Sopkova J, Gallay J, Vincent M, Pancoska P, Lewit-Bentley A
LURE, Centre Universitaire Paris-Sud, Orsay, France.
Biochemistry. 1994 Apr 19;33(15):4490-9. doi: 10.1021/bi00181a008.
The binding of calcium ions to annexin V in the absence of phospholipids has been studied by UV-difference spectroscopy, circular dichroism, and steady-state and time-resolved fluorescence. In the absence of calcium, the unique tryptophan 187, located in domain III of annexin V, is surrounded by a strongly hydrophobic environment, as indicated by its "blue" fluorescence emission maximum (325 nm). This corresponds well with the description of the structure determined by X-ray crystallography of several crystal forms. The Trp187 time-resolved fluorescence decay shows the existence of a fast (picosecond) excited-state reaction which can involve the formation of an H-bond between the indole NH group and the proximate epsilon-OH and/or alpha-carbonyl groups of Thr224. Titration with calcium tends to stabilize the overall structure, as shown by circular dichroism, while leading to large modifications of the local structure around Trp187 making it accessible to the solvent as shown by UV-difference spectra, circular dichroism spectra, and the displacement of its fluorescence emission maximum at saturating concentrations of calcium (350 nm). A rapid (picosecond) formation of an excited-state complex, probably involving one or a few water molecules of the solvation shell, is observed. These observations correlate well with the conformational change observed in crystal structures obtained in high calcium concentrations, involving the removal of Trp187 from the buried position to the surface of the molecule [Sopkova, J., Renouard, M., & Lewit-Bentley, A. (1993) J. Mol. Biol. 234, 816-825; Concha, N. O., Head, J. F., Kaetzel, M. A., Dedman, J. R., & Seaton, B. A. (1993) Science 261, 1321-1324]. In the solvent-exposed conformation, the indole ring becomes mobile in the subnanosecond and nanosecond time range. This conformational change and the increase in local flexibility can be important for the accommodation of the protein on the surface of phospholipid membranes.
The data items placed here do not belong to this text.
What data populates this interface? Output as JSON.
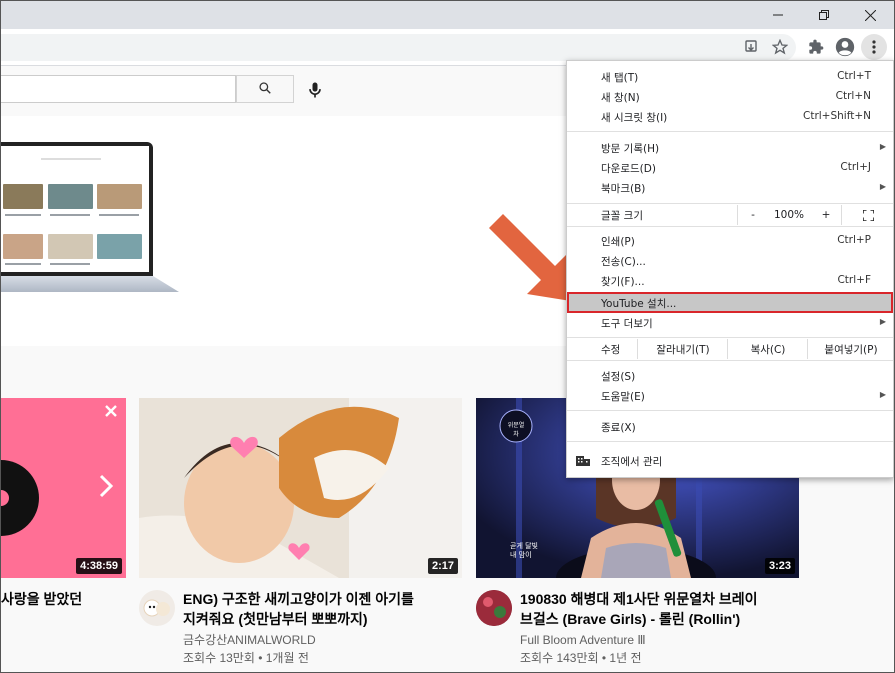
{
  "window": {
    "minimize_icon": "minimize-icon",
    "maximize_icon": "restore-icon",
    "close_icon": "close-icon"
  },
  "toolbar": {
    "icons": [
      "install-app-icon",
      "bookmark-star-icon",
      "extensions-puzzle-icon",
      "profile-avatar-icon",
      "chrome-menu-kebab-icon"
    ]
  },
  "youtube": {
    "search_icon": "search-icon",
    "mic_icon": "microphone-icon"
  },
  "videos": [
    {
      "title": "사랑을 받았던",
      "duration": "4:38:59",
      "thumb_color": "#ff6b91"
    },
    {
      "title_line1": "ENG) 구조한 새끼고양이가 이젠 아기를",
      "title_line2": "지켜줘요 (첫만남부터 뽀뽀까지)",
      "channel": "금수강산ANIMALWORLD",
      "meta": "조회수 13만회 • 1개월 전",
      "duration": "2:17"
    },
    {
      "title_line1": "190830 해병대 제1사단 위문열차 브레이",
      "title_line2": "브걸스 (Brave Girls) - 롤린 (Rollin')",
      "channel": "Full Bloom Adventure Ⅲ",
      "meta": "조회수 143만회 • 1년 전",
      "duration": "3:23",
      "thumb_caption_top": "위문열차",
      "thumb_caption": "곧게 달빛\n내 맘이"
    }
  ],
  "menu": {
    "new_tab": {
      "label": "새 탭(T)",
      "shortcut": "Ctrl+T"
    },
    "new_window": {
      "label": "새 창(N)",
      "shortcut": "Ctrl+N"
    },
    "new_incognito": {
      "label": "새 시크릿 창(I)",
      "shortcut": "Ctrl+Shift+N"
    },
    "history": {
      "label": "방문 기록(H)"
    },
    "downloads": {
      "label": "다운로드(D)",
      "shortcut": "Ctrl+J"
    },
    "bookmarks": {
      "label": "북마크(B)"
    },
    "zoom": {
      "label": "글꼴 크기",
      "minus": "-",
      "value": "100%",
      "plus": "+",
      "fullscreen_icon": "fullscreen-icon"
    },
    "print": {
      "label": "인쇄(P)",
      "shortcut": "Ctrl+P"
    },
    "cast": {
      "label": "전송(C)..."
    },
    "find": {
      "label": "찾기(F)...",
      "shortcut": "Ctrl+F"
    },
    "install": {
      "label": "YouTube 설치..."
    },
    "more_tools": {
      "label": "도구 더보기"
    },
    "edit": {
      "label": "수정",
      "cut": "잘라내기(T)",
      "copy": "복사(C)",
      "paste": "붙여넣기(P)"
    },
    "settings": {
      "label": "설정(S)"
    },
    "help": {
      "label": "도움말(E)"
    },
    "exit": {
      "label": "종료(X)"
    },
    "managed": {
      "label": "조직에서 관리",
      "icon": "building-icon"
    }
  },
  "annotation": {
    "arrow_color": "#e2653f",
    "highlight_color": "#d9262b"
  }
}
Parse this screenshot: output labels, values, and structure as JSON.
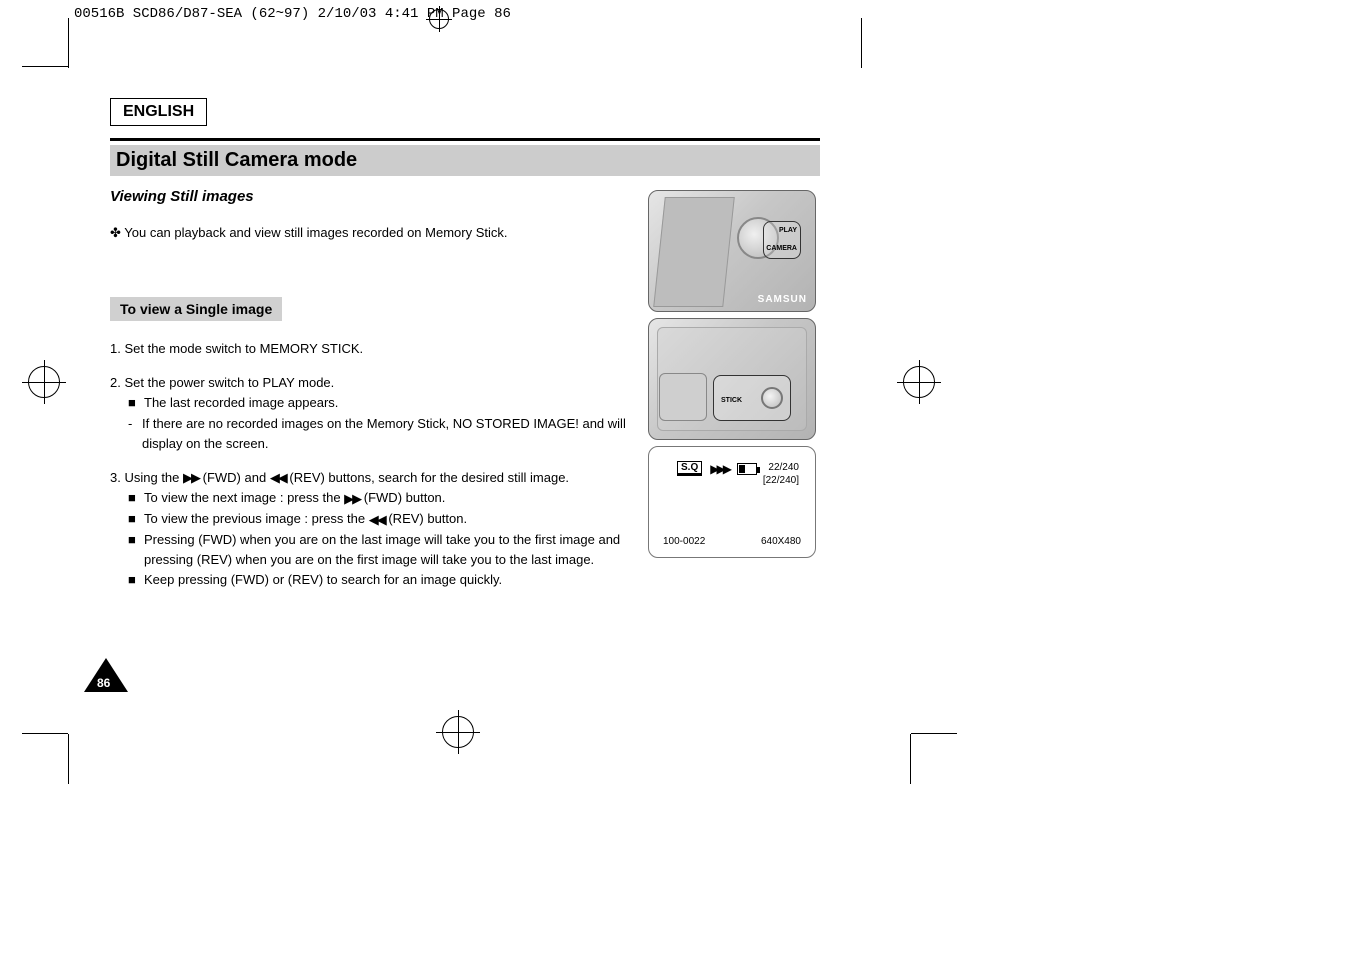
{
  "header_line": "00516B SCD86/D87-SEA (62~97)  2/10/03 4:41 PM  Page 86",
  "lang": "ENGLISH",
  "title": "Digital Still Camera mode",
  "subtitle": "Viewing Still images",
  "intro_bullet": "You can playback and view still images recorded on Memory Stick.",
  "feature": "To view a Single image",
  "steps": {
    "s1a": "Set the mode switch to MEMORY STICK.",
    "s1_num": "1.",
    "s2_num": "2.",
    "s2a": "Set the power switch to PLAY mode.",
    "s2b": "The last recorded image appears.",
    "s2c": "If there are no recorded images on the Memory Stick, NO STORED IMAGE! and        will display on the screen.",
    "s3_num": "3.",
    "s3a": "Using the       (FWD) and       (REV) buttons, search for the desired still image.",
    "s3b": "To view the next image : press the       (FWD) button.",
    "s3c": "To view the previous image : press the       (REV) button.",
    "s3d": "Pressing     (FWD) when you are on the last image will take you to the first image and pressing      (REV) when you are on the first image will take you to the last image.",
    "s3e": "Keep pressing     (FWD) or     (REV) to search for an image quickly."
  },
  "panel1": {
    "label_a": "PLAY",
    "label_b": "CAMERA",
    "brand": "SAMSUN"
  },
  "panel2": {
    "sw_label": "STICK"
  },
  "lcd": {
    "sq": "S.Q",
    "right_a": "22/240",
    "right_b": "[22/240]",
    "bottom_l": "100-0022",
    "bottom_r": "640X480"
  },
  "page_number": "86"
}
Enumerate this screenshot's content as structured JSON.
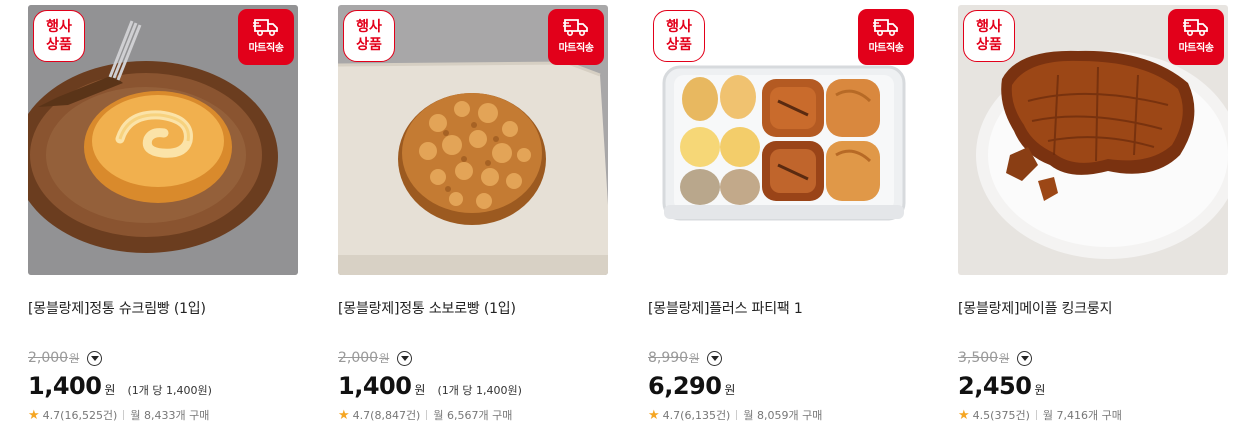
{
  "products": [
    {
      "event_badge": [
        "행사",
        "상품"
      ],
      "delivery_badge": "마트직송",
      "name": "[몽블랑제]정통 슈크림빵 (1입)",
      "original_price": "2,000",
      "original_unit": "원",
      "price": "1,400",
      "currency": "원",
      "unit_price": "(1개 당 1,400원)",
      "rating": "4.7",
      "reviews": "(16,525건)",
      "monthly_sales": "월 8,433개 구매"
    },
    {
      "event_badge": [
        "행사",
        "상품"
      ],
      "delivery_badge": "마트직송",
      "name": "[몽블랑제]정통 소보로빵 (1입)",
      "original_price": "2,000",
      "original_unit": "원",
      "price": "1,400",
      "currency": "원",
      "unit_price": "(1개 당 1,400원)",
      "rating": "4.7",
      "reviews": "(8,847건)",
      "monthly_sales": "월 6,567개 구매"
    },
    {
      "event_badge": [
        "행사",
        "상품"
      ],
      "delivery_badge": "마트직송",
      "name": "[몽블랑제]플러스 파티팩 1",
      "original_price": "8,990",
      "original_unit": "원",
      "price": "6,290",
      "currency": "원",
      "unit_price": "",
      "rating": "4.7",
      "reviews": "(6,135건)",
      "monthly_sales": "월 8,059개 구매"
    },
    {
      "event_badge": [
        "행사",
        "상품"
      ],
      "delivery_badge": "마트직송",
      "name": "[몽블랑제]메이플 킹크룽지",
      "original_price": "3,500",
      "original_unit": "원",
      "price": "2,450",
      "currency": "원",
      "unit_price": "",
      "rating": "4.5",
      "reviews": "(375건)",
      "monthly_sales": "월 7,416개 구매"
    }
  ],
  "colors": {
    "brand_red": "#e2001a",
    "star": "#f5a623",
    "strike_gray": "#999999"
  },
  "icons": {
    "delivery": "delivery-truck-icon",
    "star": "star-icon",
    "toggle": "chevron-down-icon"
  }
}
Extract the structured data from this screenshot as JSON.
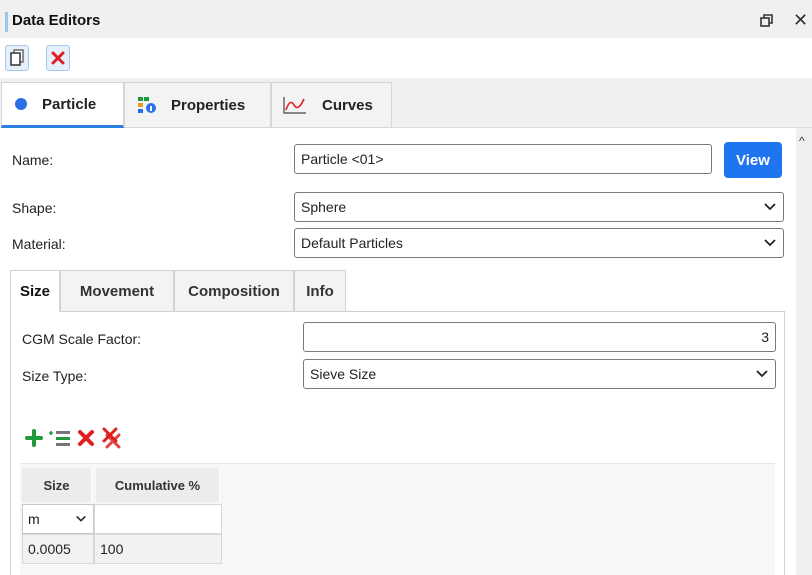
{
  "window": {
    "title": "Data Editors"
  },
  "main_tabs": [
    {
      "label": "Particle",
      "icon": "blue-circle-icon"
    },
    {
      "label": "Properties",
      "icon": "properties-icon"
    },
    {
      "label": "Curves",
      "icon": "curve-chart-icon"
    }
  ],
  "particle": {
    "name_label": "Name:",
    "name_value": "Particle <01>",
    "view_label": "View",
    "shape_label": "Shape:",
    "shape_value": "Sphere",
    "material_label": "Material:",
    "material_value": "Default Particles"
  },
  "sub_tabs": [
    {
      "label": "Size"
    },
    {
      "label": "Movement"
    },
    {
      "label": "Composition"
    },
    {
      "label": "Info"
    }
  ],
  "size": {
    "cgm_label": "CGM Scale Factor:",
    "cgm_value": "3",
    "size_type_label": "Size Type:",
    "size_type_value": "Sieve Size"
  },
  "grid": {
    "columns": [
      "Size",
      "Cumulative %"
    ],
    "unit": "m",
    "rows": [
      {
        "size": "0.0005",
        "cumulative": "100"
      }
    ]
  },
  "colors": {
    "accent": "#1f74f0",
    "tab_active": "#2b7de0",
    "add": "#1f9a3a",
    "delete": "#e02020"
  }
}
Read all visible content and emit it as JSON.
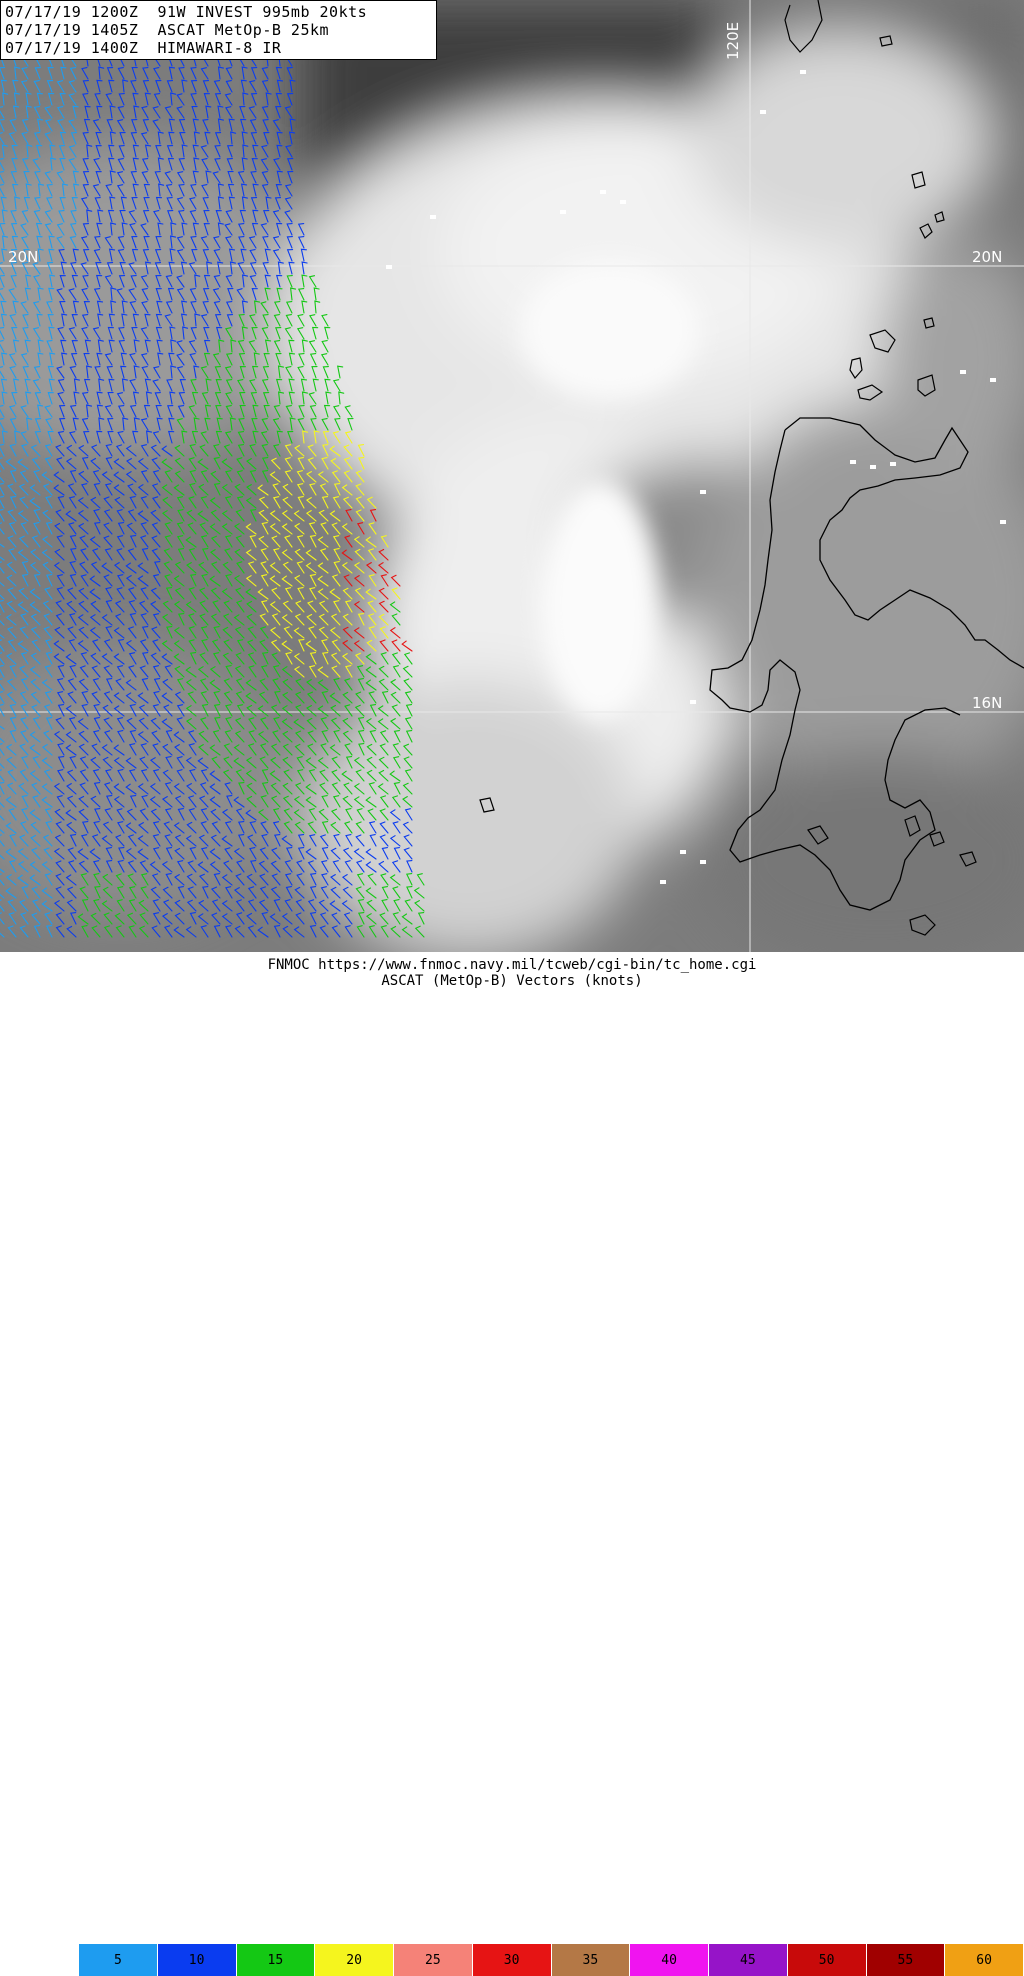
{
  "header": {
    "line1": "07/17/19 1200Z  91W INVEST 995mb 20kts",
    "line2": "07/17/19 1405Z  ASCAT MetOp-B 25km",
    "line3": "07/17/19 1400Z  HIMAWARI-8 IR"
  },
  "grid_labels": {
    "lon_120e": "120E",
    "lat_20n_left": "20N",
    "lat_20n": "20N",
    "lat_16n": "16N"
  },
  "footer": {
    "url_line": "FNMOC https://www.fnmoc.navy.mil/tcweb/cgi-bin/tc_home.cgi",
    "legend_title": "ASCAT (MetOp-B) Vectors (knots)"
  },
  "legend": [
    {
      "label": "5",
      "color": "#1e9cf0"
    },
    {
      "label": "10",
      "color": "#0a3cf0"
    },
    {
      "label": "15",
      "color": "#14c814"
    },
    {
      "label": "20",
      "color": "#f5f51e"
    },
    {
      "label": "25",
      "color": "#f58278"
    },
    {
      "label": "30",
      "color": "#e61414"
    },
    {
      "label": "35",
      "color": "#b47846"
    },
    {
      "label": "40",
      "color": "#f014f0"
    },
    {
      "label": "45",
      "color": "#9614c8"
    },
    {
      "label": "50",
      "color": "#c80a0a"
    },
    {
      "label": "55",
      "color": "#a00000"
    },
    {
      "label": "60",
      "color": "#f0a014"
    }
  ]
}
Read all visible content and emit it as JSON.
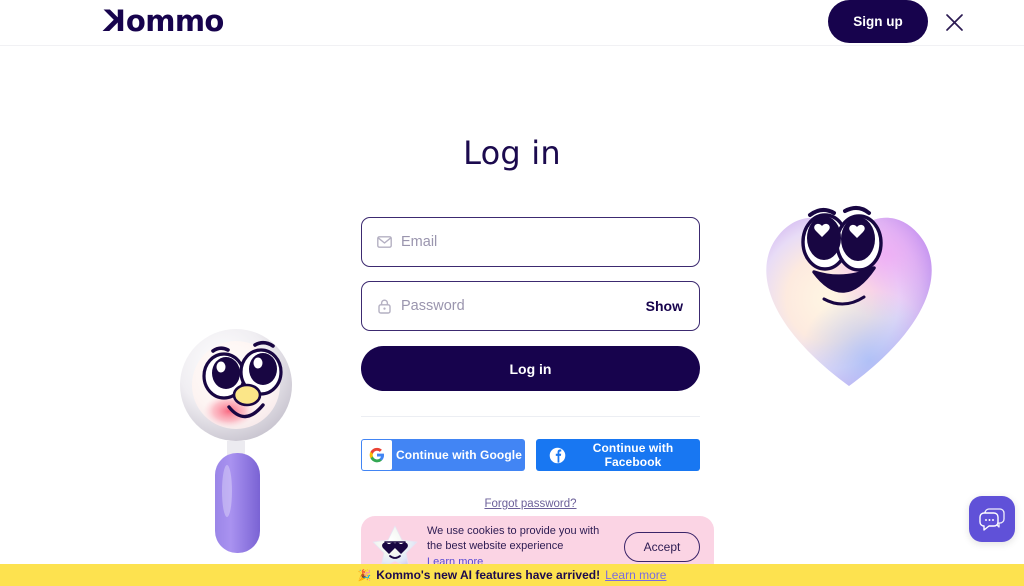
{
  "brand": {
    "name": "Kommo",
    "primary_color": "#17034d",
    "accent_purple": "#6051d8"
  },
  "header": {
    "logo_text": "ommo",
    "logo_mark": "K",
    "signup_label": "Sign up",
    "close_icon": "close-icon"
  },
  "main": {
    "title": "Log in",
    "email": {
      "placeholder": "Email",
      "value": "",
      "icon": "envelope-icon"
    },
    "password": {
      "placeholder": "Password",
      "value": "",
      "icon": "lock-icon",
      "show_label": "Show"
    },
    "login_button": "Log in",
    "social": [
      {
        "label": "Continue with Google",
        "provider": "google",
        "color": "#4285f4",
        "icon": "google-icon"
      },
      {
        "label": "Continue with Facebook",
        "provider": "facebook",
        "color": "#1877f2",
        "icon": "facebook-icon"
      }
    ],
    "forgot_password": "Forgot password?"
  },
  "mascots": {
    "magnifier": "magnifying-glass-mascot",
    "heart": "heart-mascot"
  },
  "cookie_banner": {
    "icon": "star-mascot",
    "message": "We use cookies to provide you with the best website experience",
    "learn_more": "Learn more",
    "accept_label": "Accept",
    "background_color": "#fbd4e4"
  },
  "ai_banner": {
    "emoji": "🎉",
    "text": "Kommo's new AI features have arrived!",
    "link": "Learn more",
    "background_color": "#fde24f"
  },
  "chat_widget": {
    "icon": "chat-bubbles-icon",
    "color": "#6051d8"
  }
}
通过紫外差光谱、圆二色光谱以及稳态和时间分辨荧光技术,研究了在无磷脂情况下钙离子与膜联蛋白V的结合。在无钙条件下,膜联蛋白V结构域III中的独特色氨酸187被强疏水环境包围,这由其“蓝色”荧光发射最大值(325nm)表明。这与几种晶体形式的X射线晶体学确定的结构描述非常吻合。色氨酸187的时间分辨荧光衰减显示存在快速(皮秒级)激发态反应,该反应可能涉及吲哚NH基团与苏氨酸224的近端ε-OH和/或α-羰基之间形成氢键。如圆二色光谱所示,用钙滴定倾向于稳定整体结构,同时导致色氨酸187周围局部结构的大量改变,如紫外差光谱、圆二色光谱以及在钙饱和浓度下其荧光发射最大值的位移(350nm)所示,使其可被溶剂接触。观察到快速(皮秒级)形成激发态复合物,可能涉及溶剂化壳中的一个或几个水分子。这些观察结果与在高钙浓度下获得的晶体结构中观察到的构象变化密切相关,该变化涉及色氨酸187从埋藏位置移至分子表面[Sopkova, J., Renouard, M., & Lewit - Bentley, A. (1993) J. Mol. Biol. 234, 816 - 825; Concha, N. O., Head, J. F., Kaetzel, M. A., Dedman, J. R., & Seaton, B. A. (1993) Science 261, 1321 - 1324]。在溶剂暴露的构象中,吲哚环在亚纳秒和纳秒时间范围内变得可移动。这种构象变化和局部灵活性的增加对于蛋白质在磷脂膜表面的容纳可能很重要。